题目:
Given a sorted integer array where the range of elements are in the inclusive range [lower, upper], return its missing ranges.
For example, given [0, 1, 3, 50, 75]
, lower = 0 and upper =
99, return ["2", "4->49", "51->74", "76->99"].
思路:
为简化操作可以给原数组一个新的上界,比给定的upper上界多1,然后维护一个当前可以覆盖的最大范围,如果下一个元素与最大覆盖范围相差2就往结果集合中添加一个数字,如果相差多于2,就添加一个区间,然后更新最大覆盖范围。Leetcode不知什么时候添加了很多corner case的测试用例,导致我原来写的代码出现溢出。
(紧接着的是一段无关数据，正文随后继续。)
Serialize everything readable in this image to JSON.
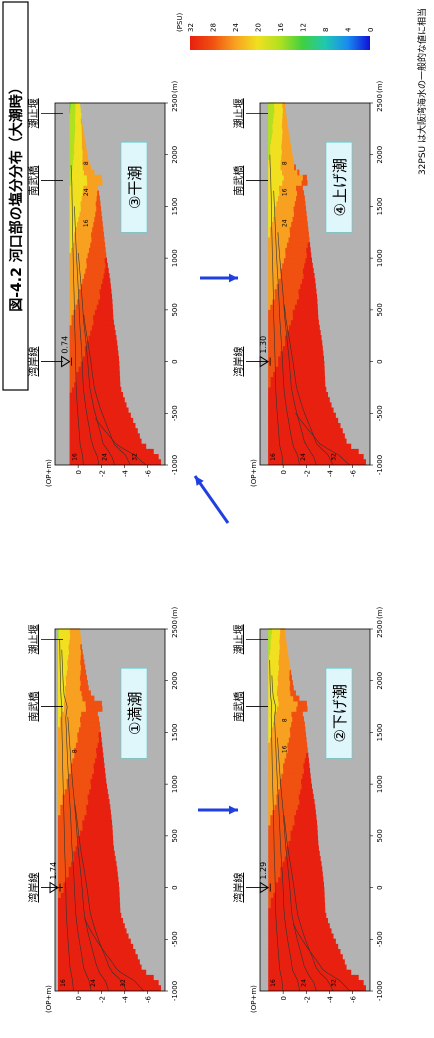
{
  "title": "図-4.2  河口部の塩分分布（大潮時）",
  "note": "32PSU は大阪湾海水の一般的な値に相当",
  "colors": {
    "background": "#b3b3b3",
    "arrow": "#1f3fe0",
    "ramp": [
      "#1010d8",
      "#1a8cf0",
      "#20c8b0",
      "#40d040",
      "#b0e020",
      "#f0e020",
      "#f8a020",
      "#f05010",
      "#e82010"
    ]
  },
  "colorbar": {
    "ticks": [
      "0",
      "4",
      "8",
      "12",
      "16",
      "20",
      "24",
      "28",
      "32"
    ],
    "unit": "(PSU)",
    "vmin": 0,
    "vmax": 32
  },
  "landmarks": {
    "shoreline": "湾岸線",
    "bridge": "南武橋",
    "weir": "潮止堰"
  },
  "axis": {
    "ylabel": "(OP+m)",
    "yticks": [
      "0",
      "-2",
      "-4",
      "-6"
    ],
    "xticks": [
      "-1000",
      "-500",
      "0",
      "500",
      "1000",
      "1500",
      "2000",
      "2500"
    ],
    "xunit": "(m)"
  },
  "chart_data": [
    {
      "type": "heatmap",
      "panel": "①満潮",
      "water_level_label": "1.74",
      "water_level": 1.74,
      "xlim": [
        -1000,
        2500
      ],
      "ylim": [
        -7.5,
        2
      ],
      "contour_labels": [
        "16",
        "24",
        "32",
        "8"
      ],
      "isohalines": [
        {
          "value": 8,
          "x_end": 2400
        },
        {
          "value": 16,
          "x_end": 2300
        },
        {
          "value": 24,
          "x_end": 1650
        },
        {
          "value": 28,
          "x_end": 800
        },
        {
          "value": 32,
          "x_end": -300
        }
      ]
    },
    {
      "type": "heatmap",
      "panel": "②下げ潮",
      "water_level_label": "1.29",
      "water_level": 1.29,
      "xlim": [
        -1000,
        2500
      ],
      "ylim": [
        -7.5,
        2
      ],
      "contour_labels": [
        "16",
        "24",
        "32",
        "16",
        "8"
      ],
      "isohalines": [
        {
          "value": 8,
          "x_end": 2200
        },
        {
          "value": 16,
          "x_end": 2050
        },
        {
          "value": 24,
          "x_end": 1450
        },
        {
          "value": 28,
          "x_end": 700
        },
        {
          "value": 32,
          "x_end": -350
        }
      ]
    },
    {
      "type": "heatmap",
      "panel": "③干潮",
      "water_level_label": "0.74",
      "water_level": 0.74,
      "xlim": [
        -1000,
        2500
      ],
      "ylim": [
        -7.5,
        2
      ],
      "contour_labels": [
        "16",
        "24",
        "32",
        "16",
        "24",
        "8"
      ],
      "isohalines": [
        {
          "value": 8,
          "x_end": 1900
        },
        {
          "value": 16,
          "x_end": 1500
        },
        {
          "value": 24,
          "x_end": 1050
        },
        {
          "value": 28,
          "x_end": 450
        },
        {
          "value": 32,
          "x_end": -550
        }
      ]
    },
    {
      "type": "heatmap",
      "panel": "④上げ潮",
      "water_level_label": "1.30",
      "water_level": 1.3,
      "xlim": [
        -1000,
        2500
      ],
      "ylim": [
        -7.5,
        2
      ],
      "contour_labels": [
        "16",
        "24",
        "32",
        "24",
        "16",
        "8"
      ],
      "isohalines": [
        {
          "value": 8,
          "x_end": 2000
        },
        {
          "value": 16,
          "x_end": 1650
        },
        {
          "value": 24,
          "x_end": 1250
        },
        {
          "value": 28,
          "x_end": 550
        },
        {
          "value": 32,
          "x_end": -500
        }
      ]
    }
  ]
}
为防止溢出,我在下面的代码片段中将所有int数据类型都定义成为了long long类型。
代码:
class Solution {
public:
vector<string> findMissingRanges(vector<int>& nums, int lower, int upper) {
vector<long long> new_nums; // "long long" is used to overcome overflow
long long new_lower = lower, new_upper = upper;
for(int i = 0; i < nums.size(); ++i) {
new_nums.push_back(nums[i]);
}
new_nums.push_back(new_upper + 1);
long long start = new_lower - 1;
vector<string> ret;
for(int i = 0; i < new_nums.size(); ++i) {
if(new_nums[i] - start > 2) {
ret.push_back(to_string(start + 1) + "->" + to_string(new_nums[i] - 1));
}
else if(new_nums[i] - start == 2) {
ret.push_back(to_string(start + 1));
}
start = new_nums[i];
}
return ret;
}
};